Absolute white is as bright as a color can get, absolute black is as dark as it can get, and the distance between them is the farthest possible distance in the HSL color space. A black-white color scale will provide the greatest range of contrast.
Unfortunately, without any hues, a black-white scale is a very dull color scale. So if black-white is ideal for the data, but not the design, we need to add some color. A color-to-white or color-to-black color scale can be extremely effective, and will fit in with many designs.
Even these color scales may not have enough color, though. Sometimes you need two colors. This is where hue contrast also becomes fairly important. Two colors that have very close hues will be difficult to differentiate, and will not show variation in the data well. Hue is measured in degrees since it wraps around. A 180º difference in hues produces complimentary colors, and their hues will be as far apart as possible. Unfortunately, complimentary colors aren’t always a good color scheme. As a rule of thumb, hues that have at least a 60º difference should produce good results.
Fading to gray from a saturated hue will be less effective than either of these methods because it will have almost no hue contrast, and low brightness contrast. In the example below, the bottom bar is the grayscale version of the top bar.
Sometimes the data has a critical threshold in it. For example, net income is great as long as it is positive. As soon as it becomes negative, that is a critical point. Other times there is still a threshold, but it is not a hard line that is critical. Temperature starts to become hot at around 75ºF, but before that it’s fairly cool.
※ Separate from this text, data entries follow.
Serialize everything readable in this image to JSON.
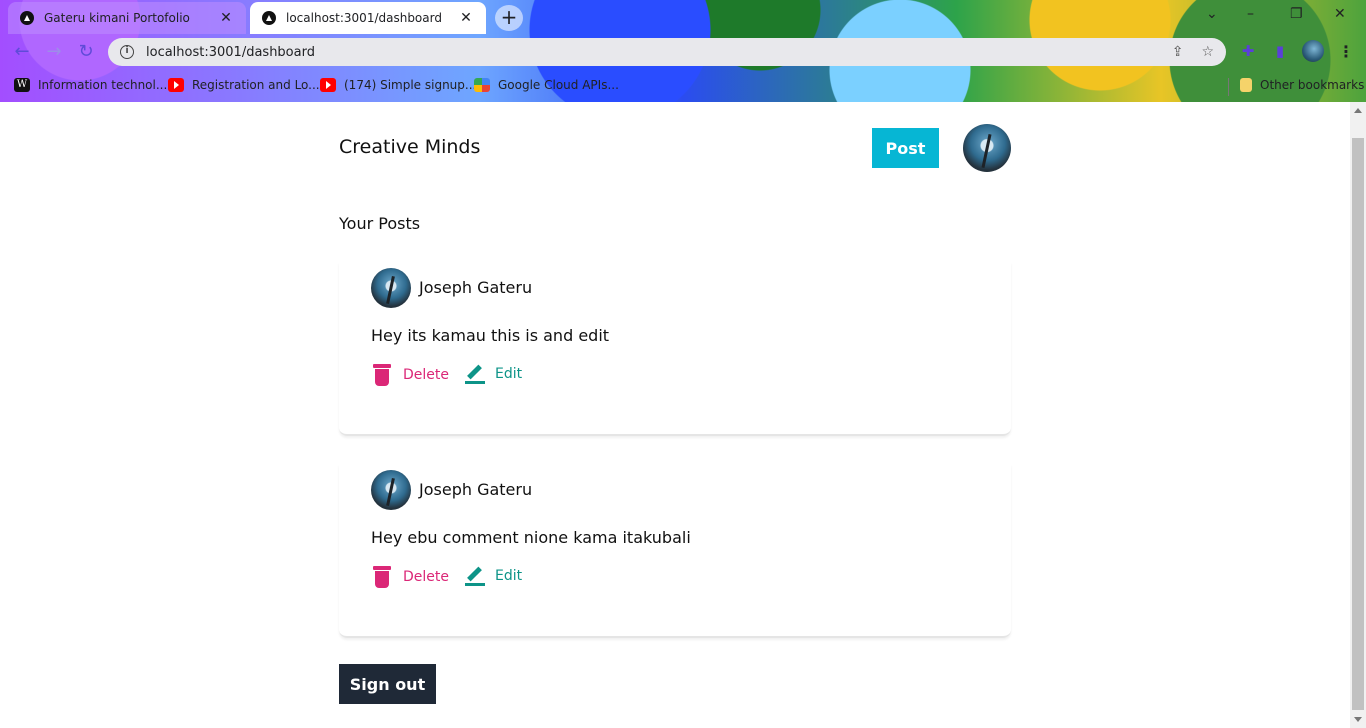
{
  "browser": {
    "tabs": [
      {
        "title": "Gateru kimani Portofolio",
        "active": false
      },
      {
        "title": "localhost:3001/dashboard",
        "active": true
      }
    ],
    "address": "localhost:3001/dashboard",
    "bookmarks": [
      {
        "label": "Information technol...",
        "icon": "wikipedia-icon"
      },
      {
        "label": "Registration and Lo...",
        "icon": "youtube-icon"
      },
      {
        "label": "(174) Simple signup...",
        "icon": "youtube-icon"
      },
      {
        "label": "Google Cloud APIs...",
        "icon": "google-cloud-icon"
      }
    ],
    "other_bookmarks": "Other bookmarks"
  },
  "header": {
    "brand": "Creative Minds",
    "post_label": "Post"
  },
  "dashboard": {
    "title": "Your Posts",
    "posts": [
      {
        "author": "Joseph Gateru",
        "content": "Hey its kamau this is and edit",
        "delete_label": "Delete",
        "edit_label": "Edit"
      },
      {
        "author": "Joseph Gateru",
        "content": "Hey ebu comment nione kama itakubali",
        "delete_label": "Delete",
        "edit_label": "Edit"
      }
    ],
    "signout_label": "Sign out"
  },
  "colors": {
    "post_button": "#06b6d4",
    "delete": "#db2777",
    "edit": "#0d9488",
    "signout_button": "#1f2937"
  }
}
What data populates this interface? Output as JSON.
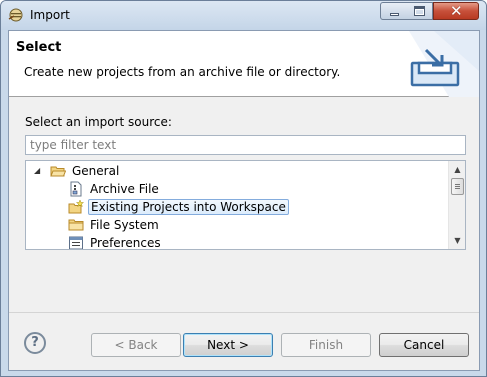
{
  "window": {
    "title": "Import"
  },
  "header": {
    "title": "Select",
    "description": "Create new projects from an archive file or directory."
  },
  "source": {
    "label": "Select an import source:",
    "filter_placeholder": "type filter text"
  },
  "tree": {
    "items": [
      {
        "label": "General",
        "icon": "folder-open-icon",
        "expanded": true
      },
      {
        "label": "Archive File",
        "icon": "archive-file-icon"
      },
      {
        "label": "Existing Projects into Workspace",
        "icon": "new-project-icon",
        "selected": true
      },
      {
        "label": "File System",
        "icon": "folder-icon"
      },
      {
        "label": "Preferences",
        "icon": "preferences-icon"
      }
    ]
  },
  "buttons": {
    "help": "?",
    "back": "< Back",
    "next": "Next >",
    "finish": "Finish",
    "cancel": "Cancel"
  },
  "colors": {
    "selection_border": "#84acdd",
    "close_button": "#c7503a",
    "folder": "#e8b84a"
  }
}
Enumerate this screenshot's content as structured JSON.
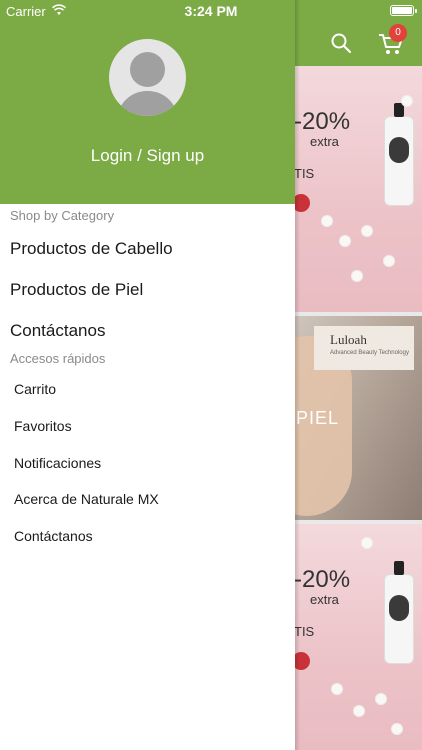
{
  "status_bar": {
    "carrier": "Carrier",
    "time": "3:24 PM"
  },
  "background_app": {
    "cart_count": "0",
    "banners": [
      {
        "discount": "-20%",
        "extra": "extra",
        "tag": "TIS"
      },
      {
        "brand": "Luloah",
        "tagline": "Advanced Beauty Technology",
        "label": "PIEL"
      },
      {
        "discount": "-20%",
        "extra": "extra",
        "tag": "TIS"
      }
    ],
    "colors": {
      "header": "#7caa45",
      "badge": "#e2423a"
    }
  },
  "drawer": {
    "login_label": "Login / Sign up",
    "shop_section_title": "Shop by Category",
    "categories": [
      {
        "label": "Productos de Cabello"
      },
      {
        "label": "Productos de Piel"
      },
      {
        "label": "Contáctanos"
      }
    ],
    "quick_section_title": "Accesos rápidos",
    "quick_links": [
      {
        "label": "Carrito"
      },
      {
        "label": "Favoritos"
      },
      {
        "label": "Notificaciones"
      },
      {
        "label": "Acerca de Naturale MX"
      },
      {
        "label": "Contáctanos"
      }
    ],
    "avatar_icon": "user-placeholder-icon"
  }
}
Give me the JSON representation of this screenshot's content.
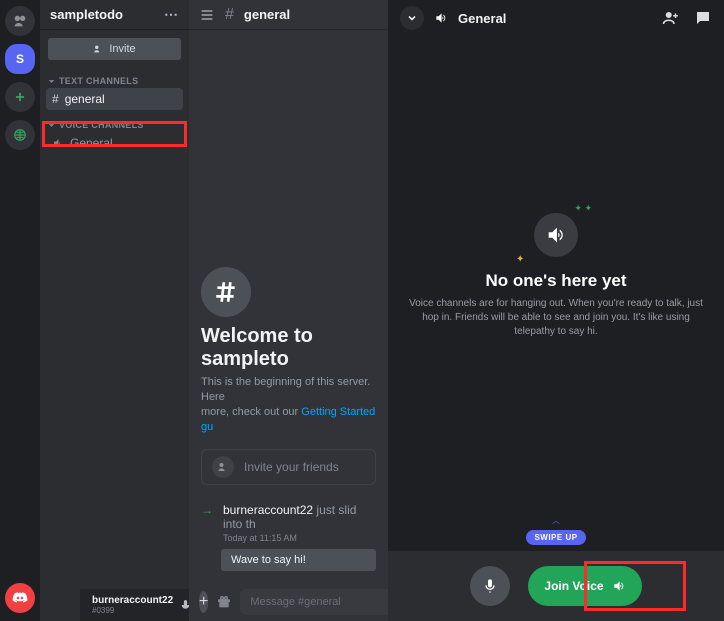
{
  "left": {
    "guilds": {
      "active_letter": "S"
    },
    "server": {
      "name": "sampletodo",
      "invite_button": "Invite"
    },
    "categories": {
      "text": {
        "label": "TEXT CHANNELS",
        "channel": "general"
      },
      "voice": {
        "label": "VOICE CHANNELS",
        "channel": "General"
      }
    },
    "user": {
      "name": "burneraccount22",
      "tag": "#0399"
    },
    "header": {
      "channel": "general"
    },
    "welcome": {
      "title": "Welcome to sampleto",
      "subtitle_a": "This is the beginning of this server. Here",
      "subtitle_b": "more, check out our ",
      "link": "Getting Started gu",
      "invite_friends": "Invite your friends"
    },
    "system": {
      "user": "burneraccount22",
      "text": " just slid into th",
      "timestamp": "Today at 11:15 AM",
      "wave": "Wave to say hi!"
    },
    "composer": {
      "placeholder": "Message #general"
    }
  },
  "right": {
    "header": {
      "title": "General"
    },
    "empty": {
      "title": "No one's here yet",
      "desc": "Voice channels are for hanging out. When you're ready to talk, just hop in. Friends will be able to see and join you. It's like using telepathy to say hi."
    },
    "swipe": "SWIPE UP",
    "join": "Join Voice"
  }
}
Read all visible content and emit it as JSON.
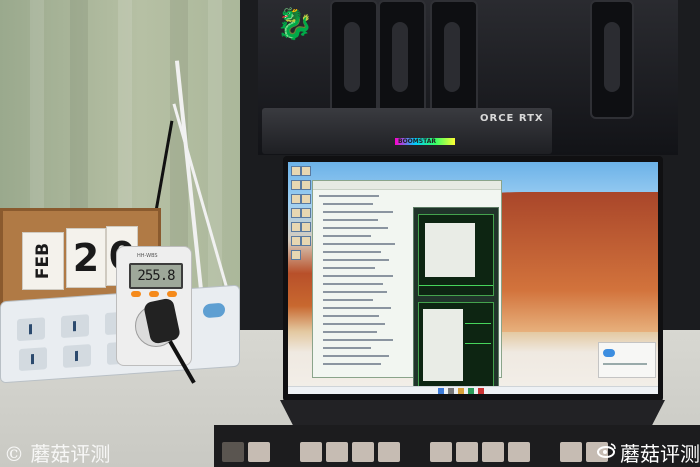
{
  "photo": {
    "subject": "",
    "gpu_label": "ORCE RTX",
    "rgb_label": "BOOMSTAR",
    "power_meter": {
      "brand": "HH-WBS",
      "reading": "255.8"
    },
    "calendar": {
      "month": "FEB",
      "day": "20"
    }
  },
  "watermark": {
    "left_text": "© 蘑菇评测",
    "right_text": "蘑菇评测",
    "right_icon": "weibo-icon"
  },
  "colors": {
    "msi_red": "#c3141d",
    "meter_lcd": "#9ea89a",
    "graph_green": "#46d45b"
  }
}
Interpolation between colors is an important factor as well. Interpolation across hue in HSL produces rainbow color scales, and is not a good idea. Interpolating in YUV, RGB, and CMYK color spaces can all be effective, depending on the colors you are using.
There are a few other issues to keep in mind when designing color scales:
Color blindness is major problem, and color scales with red and green components should be avoided so that there is no confusion for color blind individuals.
If something will be printed on a black and white printer (rare in today’s world), make sure there is contrast in the brightness of the scale.
Look out for artificial edges in the color scale that might make a value in the data look more significant than it is. Often, yellow is the culprit for artificial edges.
Designing good color scales can be a difficult task, but watching out for the confounding issues and starting with a good set of colors can go a long way. It is far from impossible to get a color scale that both looks good and displays data effectively.